His work for the foundation has opened his eyes to the work that many voluntary organisations do, often with very limited resources.
He says it has also made him more aware of the very real problems that many people face.
“We all see newspaper reports and things on the internet, talking about particular sections of society,” he says.
“But I can now see how easy it is for huge numbers of people to get into financial difficulty. If someone has got a job, but is not on a particularly high income, and their washing machine breaks, the only way they can get another one is on what used to be called hire purchase. That will take five years to pay for, and then if their cooker breaks as well, they will have no choice but to go back to the same place and buy one from there.”
He says he is also more aware of the isolation people, particularly the elderly, can experience in rural communities.

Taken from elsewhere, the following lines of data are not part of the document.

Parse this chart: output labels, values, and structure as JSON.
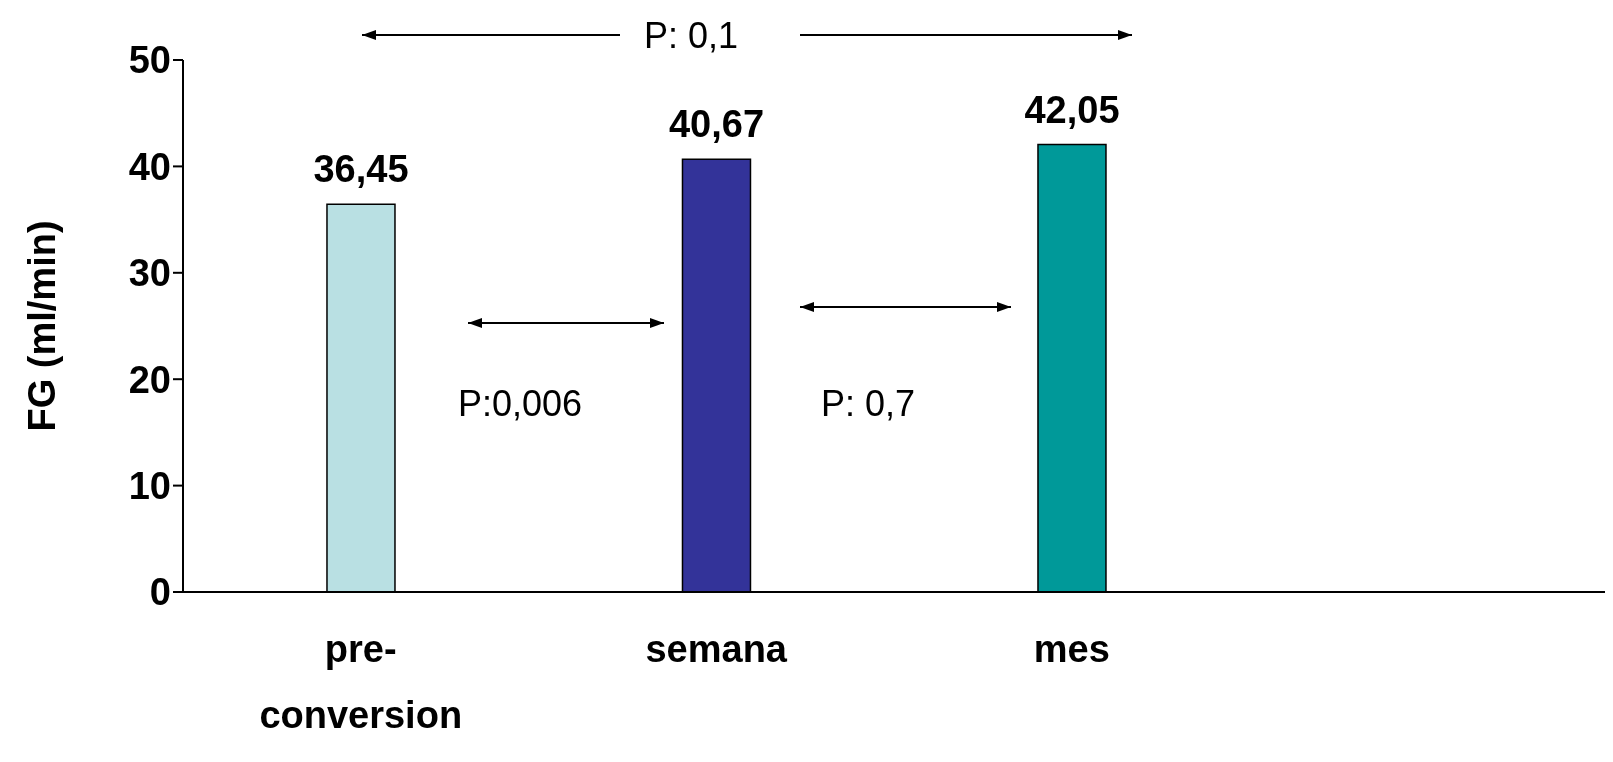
{
  "chart_data": {
    "type": "bar",
    "ylabel": "FG (ml/min)",
    "categories": [
      "pre-conversion",
      "semana",
      "mes",
      null
    ],
    "values": [
      36.45,
      40.67,
      42.05,
      null
    ],
    "value_labels": [
      "36,45",
      "40,67",
      "42,05",
      null
    ],
    "colors": [
      "#b9e0e3",
      "#333399",
      "#009999",
      "#ffffff"
    ],
    "ylim": [
      0,
      50
    ],
    "yticks": [
      0,
      10,
      20,
      30,
      40,
      50
    ],
    "grid": false,
    "legend": false,
    "annotations": [
      "P: 0,1",
      "P:0,006",
      "P: 0,7"
    ]
  }
}
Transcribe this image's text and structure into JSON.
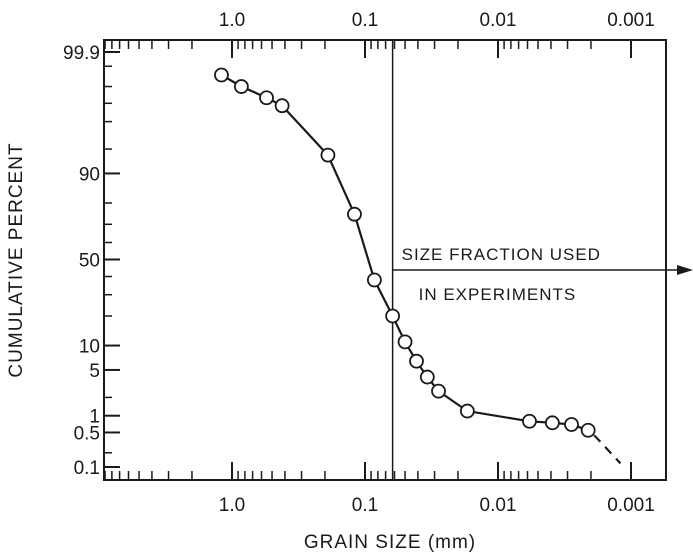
{
  "chart_data": {
    "type": "line",
    "title": "",
    "xlabel": "GRAIN SIZE (mm)",
    "ylabel": "CUMULATIVE PERCENT",
    "x_scale": "log",
    "x_direction": "decreasing",
    "xlim": [
      1.7,
      0.0012
    ],
    "x_ticks": [
      {
        "value": 1.0,
        "label": "1.0"
      },
      {
        "value": 0.1,
        "label": "0.1"
      },
      {
        "value": 0.01,
        "label": "0.01"
      },
      {
        "value": 0.001,
        "label": "0.001"
      }
    ],
    "y_scale": "probability",
    "ylim": [
      0.08,
      99.9
    ],
    "y_ticks": [
      {
        "value": 99.9,
        "label": "99.9"
      },
      {
        "value": 90,
        "label": "90"
      },
      {
        "value": 50,
        "label": "50"
      },
      {
        "value": 10,
        "label": "10"
      },
      {
        "value": 5,
        "label": "5"
      },
      {
        "value": 1,
        "label": "1"
      },
      {
        "value": 0.5,
        "label": "0.5"
      },
      {
        "value": 0.1,
        "label": "0.1"
      }
    ],
    "grid": false,
    "series": [
      {
        "name": "",
        "marker": "open-circle",
        "points": [
          {
            "x": 1.2,
            "y": 99.7
          },
          {
            "x": 0.85,
            "y": 99.5
          },
          {
            "x": 0.55,
            "y": 99.2
          },
          {
            "x": 0.42,
            "y": 98.9
          },
          {
            "x": 0.19,
            "y": 94
          },
          {
            "x": 0.12,
            "y": 75
          },
          {
            "x": 0.085,
            "y": 38
          },
          {
            "x": 0.062,
            "y": 20
          },
          {
            "x": 0.05,
            "y": 11
          },
          {
            "x": 0.041,
            "y": 6.5
          },
          {
            "x": 0.034,
            "y": 4
          },
          {
            "x": 0.028,
            "y": 2.5
          },
          {
            "x": 0.017,
            "y": 1.2
          },
          {
            "x": 0.0058,
            "y": 0.8
          },
          {
            "x": 0.0039,
            "y": 0.75
          },
          {
            "x": 0.0028,
            "y": 0.7
          },
          {
            "x": 0.0021,
            "y": 0.55
          }
        ],
        "extrapolated_to": {
          "x": 0.0012,
          "y": 0.12
        }
      }
    ],
    "annotations": [
      {
        "text_lines": [
          "SIZE FRACTION USED",
          "IN EXPERIMENTS"
        ],
        "x": 0.062
      }
    ]
  }
}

“Village life is great if you have chosen to move to an area and you have got a car, but you might have Mrs Jones who has lived there all her life, never learned to drive and then the local shop closes and she isn’t able to drive three miles to the supermarket.”
Steve, who is 42, says he finds his work for the charity more rewarding than anything he ever did in business.
“It is not about success in your career, or about the money, it is about making a difference,” he says.
“And when it comes to finish time, and that can be 11 or 12 o’clock at night, there are very few days when I can’t say that what I have done has made a difference.”